Il a été déposé sur le bureau du Sénat, a indiqué le ministère de la Justice, en ajoutant que le gouvernement allait engager "la procédure accélérée de manière à ce que le texte puisse être inscrit au plus vite dans l’agenda parlementaire et qu’une loi puisse être promulguée d’ici à la fin de l’été".
Le projet de loi propose l’inscription dans le code pénal d’une nouvelle définition du délit de harcèlement sexuel, répondant aux exigences constitutionnelles et prenant en compte, plus largement, l’ensemble des situations, afin de mieux protéger les victimes de ces agissements.

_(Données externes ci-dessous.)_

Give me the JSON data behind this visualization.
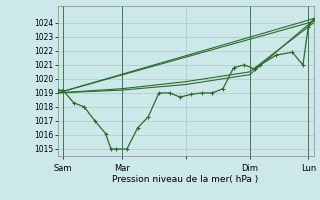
{
  "background_color": "#cce8e8",
  "grid_color": "#aacccc",
  "line_color": "#2d6b2d",
  "xlabel": "Pression niveau de la mer( hPa )",
  "ylim": [
    1014.5,
    1025.2
  ],
  "yticks": [
    1015,
    1016,
    1017,
    1018,
    1019,
    1020,
    1021,
    1022,
    1023,
    1024
  ],
  "xlim": [
    0,
    24
  ],
  "xtick_pos": [
    0.5,
    6,
    12,
    18,
    23.5
  ],
  "xtick_labels": [
    "Sam",
    "Mar",
    "",
    "Dim",
    "Lun"
  ],
  "vline_x": [
    0.5,
    6,
    18,
    23.5
  ],
  "line1_x": [
    0,
    0.5,
    1.5,
    2.5,
    3.5,
    4.5,
    5,
    5.5,
    6.5,
    7.5,
    8.5,
    9.5,
    10.5,
    11.5,
    12.5,
    13.5,
    14.5,
    15.5,
    16.5,
    17.5,
    18.5,
    19,
    20.5,
    22,
    23,
    23.5,
    24
  ],
  "line1_y": [
    1019.2,
    1019.2,
    1018.3,
    1018.0,
    1017.0,
    1016.1,
    1015.0,
    1015.0,
    1015.0,
    1016.5,
    1017.3,
    1019.0,
    1019.0,
    1018.7,
    1018.9,
    1019.0,
    1019.0,
    1019.3,
    1020.8,
    1021.0,
    1020.7,
    1021.0,
    1021.7,
    1021.9,
    1021.0,
    1023.7,
    1024.3
  ],
  "trend1_x": [
    0,
    24
  ],
  "trend1_y": [
    1019.0,
    1024.3
  ],
  "trend2_x": [
    0,
    24
  ],
  "trend2_y": [
    1019.0,
    1024.1
  ],
  "trend3_x": [
    0,
    6,
    12,
    18,
    24
  ],
  "trend3_y": [
    1019.0,
    1019.3,
    1019.8,
    1020.5,
    1024.0
  ],
  "trend4_x": [
    0,
    6,
    12,
    18,
    24
  ],
  "trend4_y": [
    1019.0,
    1019.2,
    1019.6,
    1020.3,
    1024.2
  ]
}
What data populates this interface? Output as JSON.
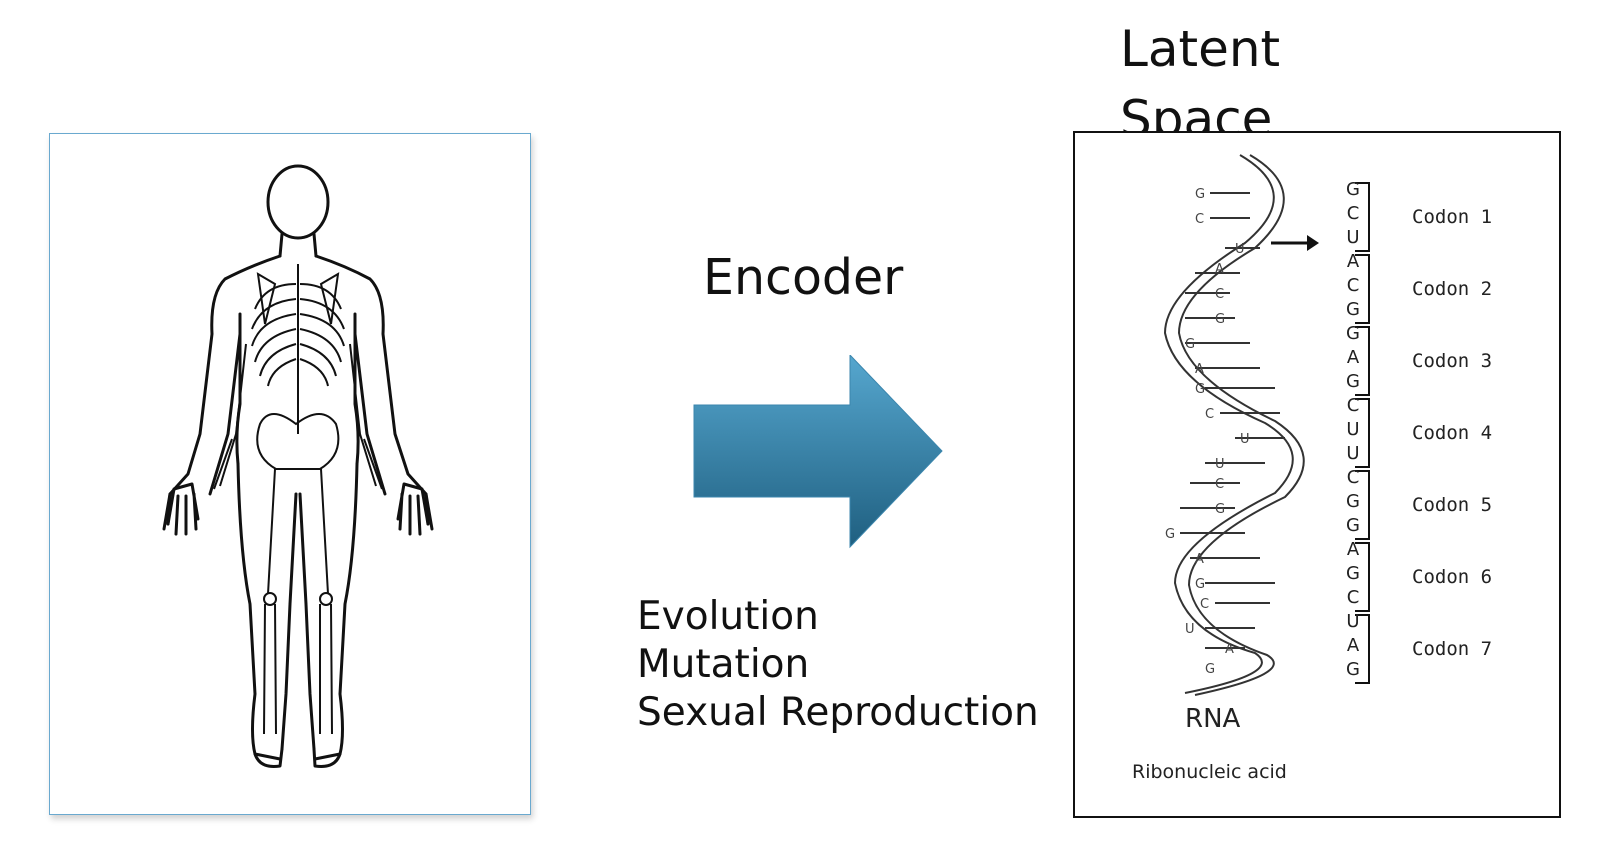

S’inspirant largement des directives européennes, et notamment de la directive du 5 juillet 2006 relative à la mise en œuvre de l’égalité des chances et de l’égalité de traitement entre hommes et femmes en matière d’emploi et de travail, le nouveau dispositif pénal fixe un régime de peines gradué avec des incriminations et des sanctions aggravées. Le projet de loi ouvre également, dans le code pénal comme dans le code du travail, la possibilité de sanctionner les discriminations qui peuvent résulter de ces faits de harcèlement, tant à l’encontre des victimes directes des faits que des témoins de ceux-ci.